Autoridades do Ministério da Fazenda estão muito preocupadas com a proposta de emenda constitucional que cria o Fundo de Manutenção e Desenvolvimento da Educação Básica e de Valorização dos Profissionais da Educação (Fundeb), recentemente aprovada pela Câmara. A análise da Fazenda é a de que o desenho do Fundeb feito pelos deputados amplia consideravelmente os gastos correntes, aumenta as vinculações de receitas orçamentárias e torna ainda mais rígidas as relações trabalhistas. Em resumo, da forma como está redigida a proposta vai em direção oposta àquela que a área econômica considera que o País deve seguir.

Poucas pessoas se deram conta de que a emenda do Fundeb amplia a vinculação da receita tributária destinada aos gastos com a educação. Atualmente, a Constituição estabelece que 18% da arrecadação dos impostos da União devem ser aplicados na manutenção e desenvolvimento do ensino. A emenda aprovada pela Câmara prevê que apenas 30% da parcela com que o governo federal complementará o Fundeb poderão sair desses 18%. Os outros 70% terão que sair de outras receitas tributárias. Os recursos da contribuição do salário-educação também não poderão ser utilizados.

A proposta de criação do Fundeb encaminhada pelo governo ao Congresso, e que não foi acolhida pela Câmara dos Deputados, dizia que os 70% do complemento da União sairiam do corte permanente de outras despesas correntes, inclusive com a redução de despesas de custeio. Esta cláusula, fundamental para o equilíbrio das contas públicas, foi retirada pelos deputados. Também foi retirado o dispositivo que determinava que as despesas correntes deveriam se ater aos limites fixados na Lei de Diretrizes Orçamentárias (LDO). A LDO válida para 2006 fixa em 17% do Produto Interno Bruto (PIB) o limite para as despesas primárias correntes (não inclui o pagamento de juros e dos investimentos).

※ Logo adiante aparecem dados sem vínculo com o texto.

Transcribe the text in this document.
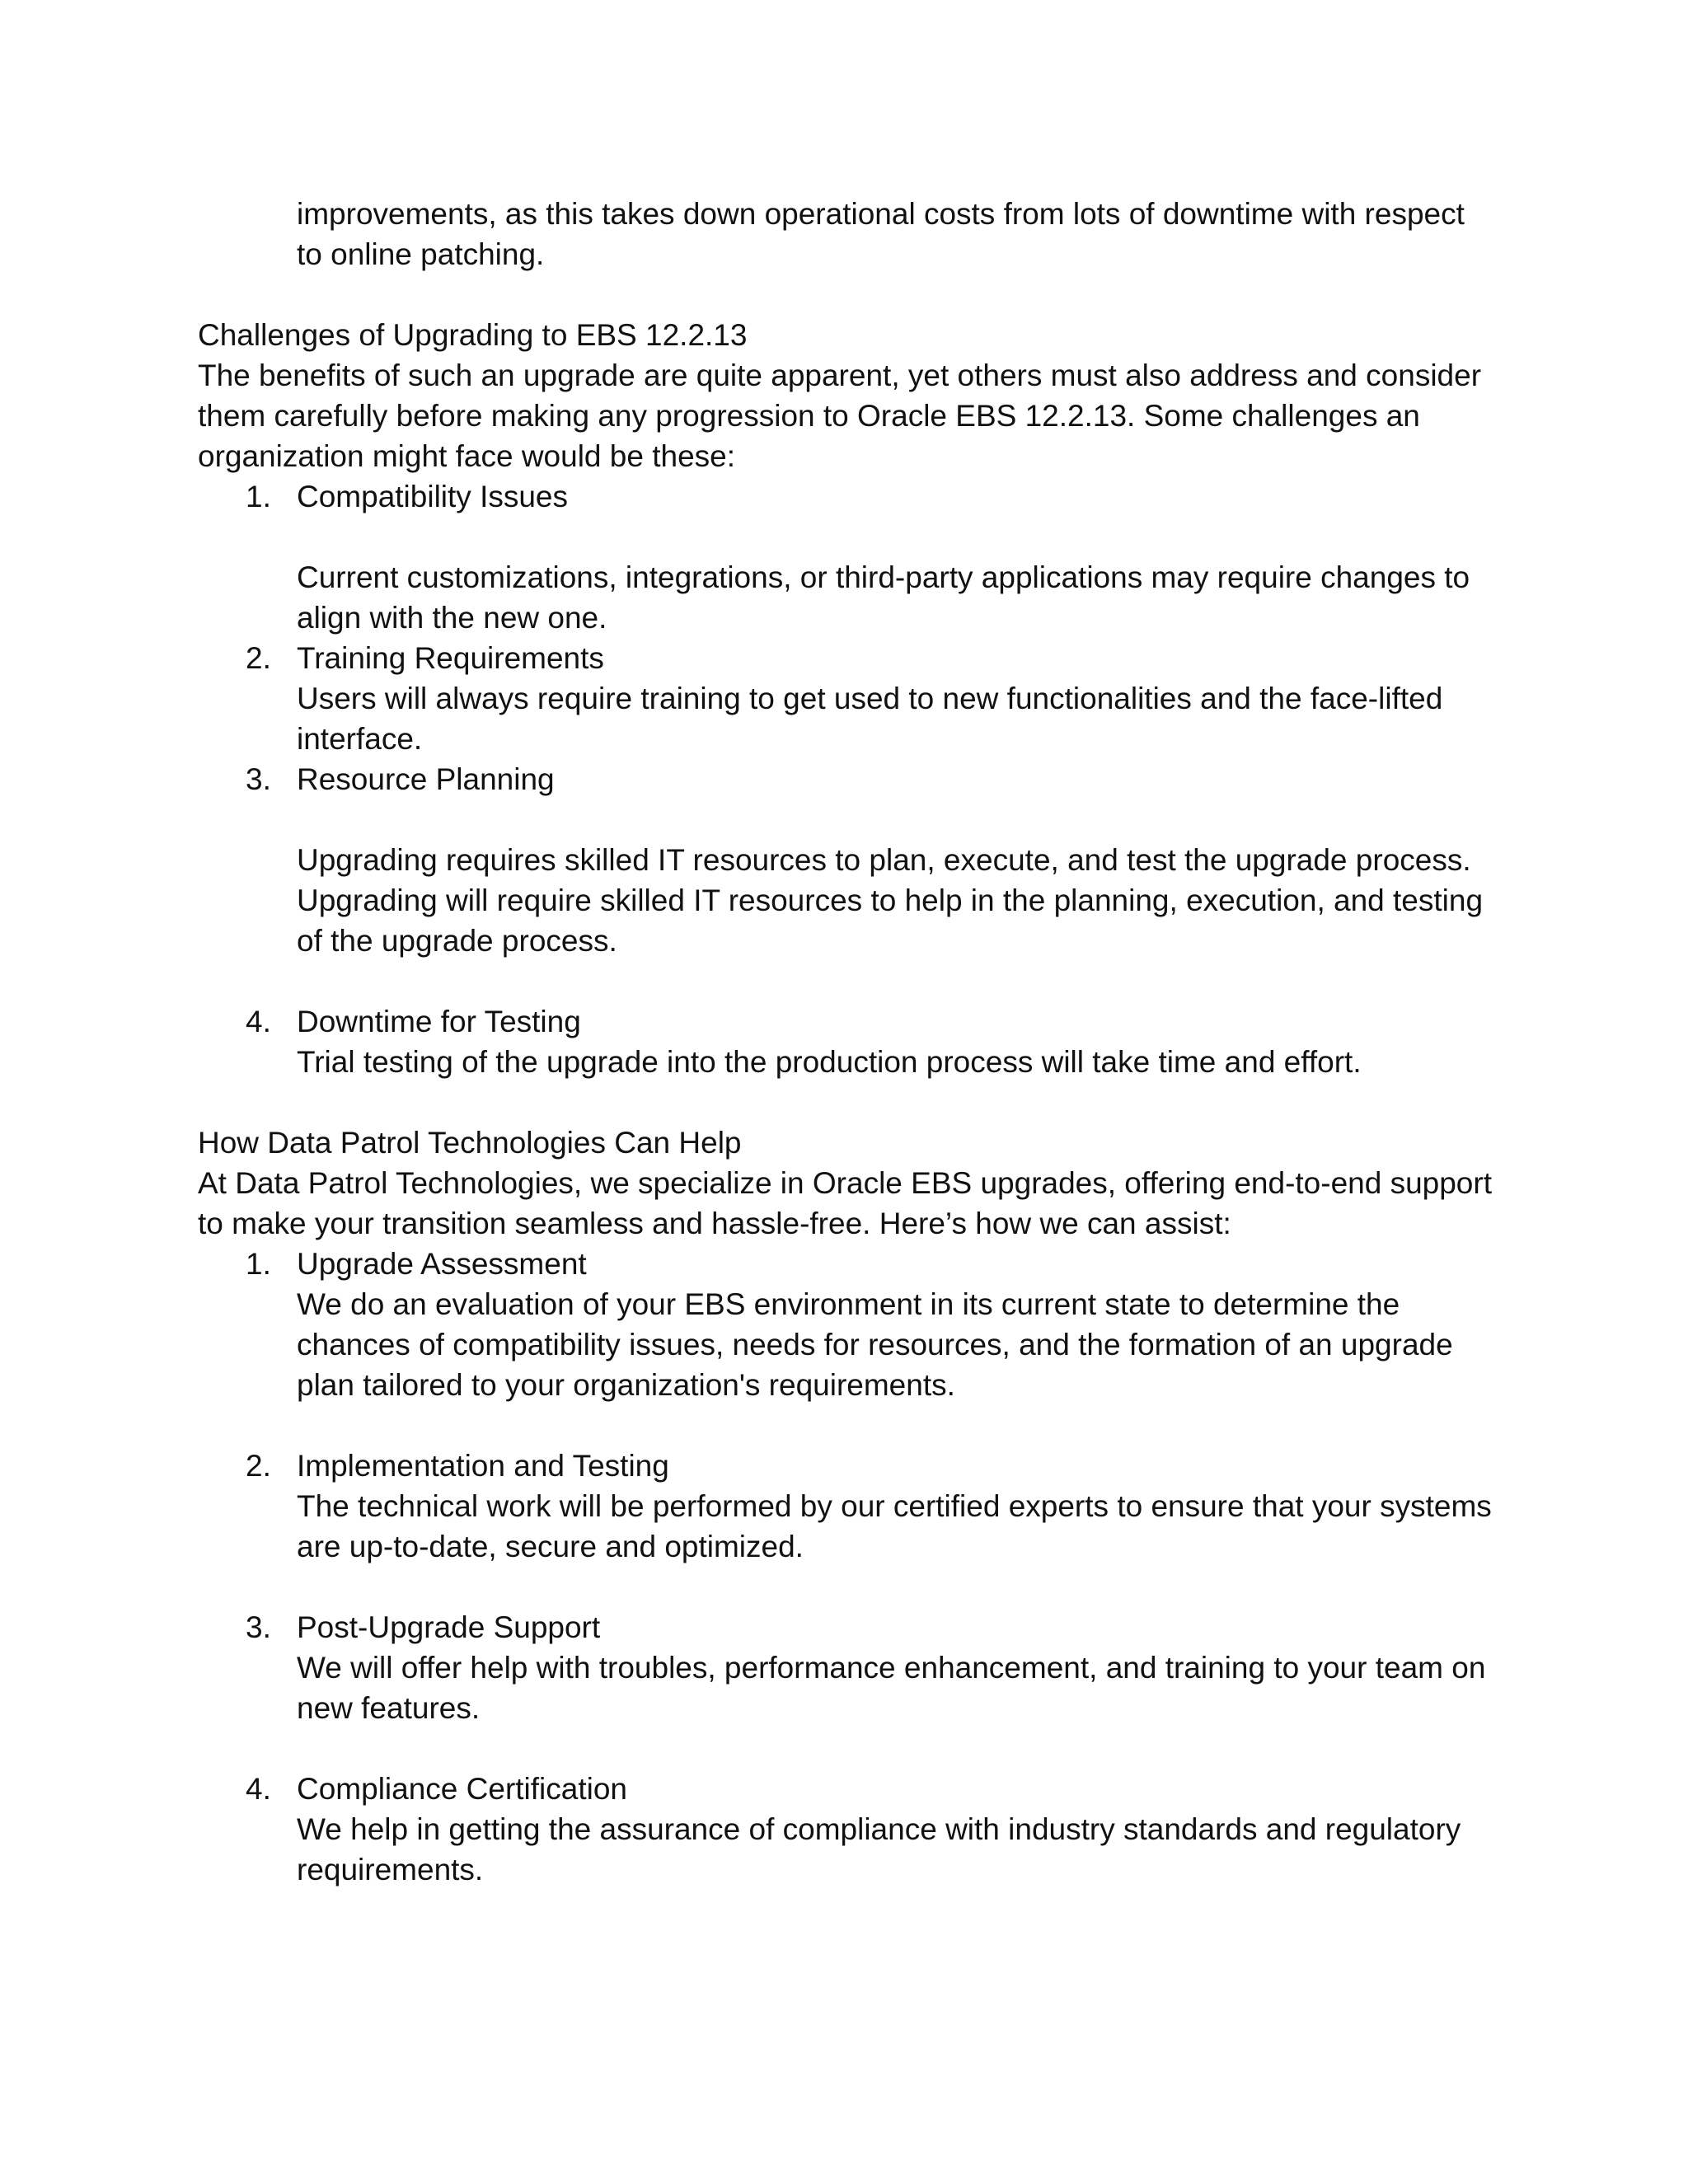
improvements, as this takes down operational costs from lots of downtime with respect to online patching.

Challenges of Upgrading to EBS 12.2.13

The benefits of such an upgrade are quite apparent, yet others must also address and consider them carefully before making any progression to Oracle EBS 12.2.13. Some challenges an organization might face would be these:

1. Compatibility Issues
Current customizations, integrations, or third-party applications may require changes to align with the new one.
2. Training Requirements
Users will always require training to get used to new functionalities and the face-lifted interface.
3. Resource Planning
Upgrading requires skilled IT resources to plan, execute, and test the upgrade process. Upgrading will require skilled IT resources to help in the planning, execution, and testing of the upgrade process.
4. Downtime for Testing
Trial testing of the upgrade into the production process will take time and effort.

How Data Patrol Technologies Can Help

At Data Patrol Technologies, we specialize in Oracle EBS upgrades, offering end-to-end support to make your transition seamless and hassle-free. Here’s how we can assist:

1. Upgrade Assessment
We do an evaluation of your EBS environment in its current state to determine the chances of compatibility issues, needs for resources, and the formation of an upgrade plan tailored to your organization's requirements.
2. Implementation and Testing
The technical work will be performed by our certified experts to ensure that your systems are up-to-date, secure and optimized.
3. Post-Upgrade Support
We will offer help with troubles, performance enhancement, and training to your team on new features.
4. Compliance Certification
We help in getting the assurance of compliance with industry standards and regulatory requirements.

A vinculação das receitas estaduais e municipais com a educação básica também será ampliada. Hoje, as prefeituras e os governos estaduais são obrigados a destinar 15% da arrecadação com o ICMS, IPI-exportação, lei Kandir, Fundo de Participação dos Estados (FPE) e Fundo de Participação dos Municípios (FPM) para o Fundo de Manutenção e Desenvolvimento do Ensino Fundamental (Fundef).

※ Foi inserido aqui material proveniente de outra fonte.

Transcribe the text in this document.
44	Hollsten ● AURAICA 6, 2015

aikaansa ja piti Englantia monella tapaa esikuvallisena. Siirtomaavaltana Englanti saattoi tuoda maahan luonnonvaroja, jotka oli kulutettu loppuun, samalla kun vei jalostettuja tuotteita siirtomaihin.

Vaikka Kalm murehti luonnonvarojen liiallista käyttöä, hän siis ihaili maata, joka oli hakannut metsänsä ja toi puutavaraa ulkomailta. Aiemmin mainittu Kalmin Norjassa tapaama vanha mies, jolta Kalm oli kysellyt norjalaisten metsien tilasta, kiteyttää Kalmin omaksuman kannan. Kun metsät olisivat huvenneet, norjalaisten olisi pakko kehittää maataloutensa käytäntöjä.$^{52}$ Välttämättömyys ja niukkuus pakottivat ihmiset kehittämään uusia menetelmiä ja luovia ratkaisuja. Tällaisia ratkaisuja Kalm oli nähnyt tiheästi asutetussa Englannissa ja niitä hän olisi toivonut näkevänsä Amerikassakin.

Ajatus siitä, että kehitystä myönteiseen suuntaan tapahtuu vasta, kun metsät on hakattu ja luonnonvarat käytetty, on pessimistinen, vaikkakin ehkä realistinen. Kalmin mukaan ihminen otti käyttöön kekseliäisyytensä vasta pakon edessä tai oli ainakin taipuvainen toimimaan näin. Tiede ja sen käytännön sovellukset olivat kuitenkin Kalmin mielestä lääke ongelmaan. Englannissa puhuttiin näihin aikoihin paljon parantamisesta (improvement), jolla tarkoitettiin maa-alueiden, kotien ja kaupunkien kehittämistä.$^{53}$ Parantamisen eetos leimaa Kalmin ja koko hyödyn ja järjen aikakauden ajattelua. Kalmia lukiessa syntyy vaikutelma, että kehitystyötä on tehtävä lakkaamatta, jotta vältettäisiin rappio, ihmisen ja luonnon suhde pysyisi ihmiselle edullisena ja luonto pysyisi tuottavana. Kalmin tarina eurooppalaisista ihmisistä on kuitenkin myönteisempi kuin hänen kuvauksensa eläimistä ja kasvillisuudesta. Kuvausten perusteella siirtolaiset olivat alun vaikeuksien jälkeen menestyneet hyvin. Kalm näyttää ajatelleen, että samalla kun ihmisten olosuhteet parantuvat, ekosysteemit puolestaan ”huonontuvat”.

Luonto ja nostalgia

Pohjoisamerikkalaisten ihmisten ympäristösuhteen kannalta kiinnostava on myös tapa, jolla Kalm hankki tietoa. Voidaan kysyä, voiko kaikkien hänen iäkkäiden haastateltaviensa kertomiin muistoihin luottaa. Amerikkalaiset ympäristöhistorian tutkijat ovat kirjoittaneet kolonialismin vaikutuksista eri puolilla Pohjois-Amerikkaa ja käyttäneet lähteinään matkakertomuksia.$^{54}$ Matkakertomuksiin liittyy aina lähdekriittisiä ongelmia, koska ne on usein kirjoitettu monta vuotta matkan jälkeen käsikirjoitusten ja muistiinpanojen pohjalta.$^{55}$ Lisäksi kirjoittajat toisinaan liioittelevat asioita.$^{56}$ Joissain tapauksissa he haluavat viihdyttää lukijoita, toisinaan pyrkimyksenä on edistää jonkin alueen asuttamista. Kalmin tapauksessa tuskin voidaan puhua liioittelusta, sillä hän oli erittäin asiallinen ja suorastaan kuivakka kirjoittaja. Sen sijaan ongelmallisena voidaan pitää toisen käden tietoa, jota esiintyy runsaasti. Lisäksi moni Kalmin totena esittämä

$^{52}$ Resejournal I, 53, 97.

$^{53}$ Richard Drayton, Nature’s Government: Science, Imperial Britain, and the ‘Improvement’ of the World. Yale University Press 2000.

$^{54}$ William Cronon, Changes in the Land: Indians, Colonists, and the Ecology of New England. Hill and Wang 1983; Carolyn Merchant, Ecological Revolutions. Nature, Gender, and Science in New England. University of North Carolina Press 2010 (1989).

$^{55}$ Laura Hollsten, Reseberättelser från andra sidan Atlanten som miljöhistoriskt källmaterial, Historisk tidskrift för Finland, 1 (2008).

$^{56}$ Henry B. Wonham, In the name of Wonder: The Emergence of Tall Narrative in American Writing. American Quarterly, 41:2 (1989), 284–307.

A emenda aprovada pela Câmara destina 20% da arrecadação dos Estados e municípios com o ICMS, IPI-exportação, lei Kandir, FPE, FPM, do Imposto de Renda retido pelos Estados e municípios de seus funcionários, do Imposto sobre Propriedade de Veículos Automotores (IPVA), do Imposto sobre Transferência de Imóveis Causa Mortis ou Doação (ITCMD) e do Imposto Territorial Rural (ITR) para o Fundeb.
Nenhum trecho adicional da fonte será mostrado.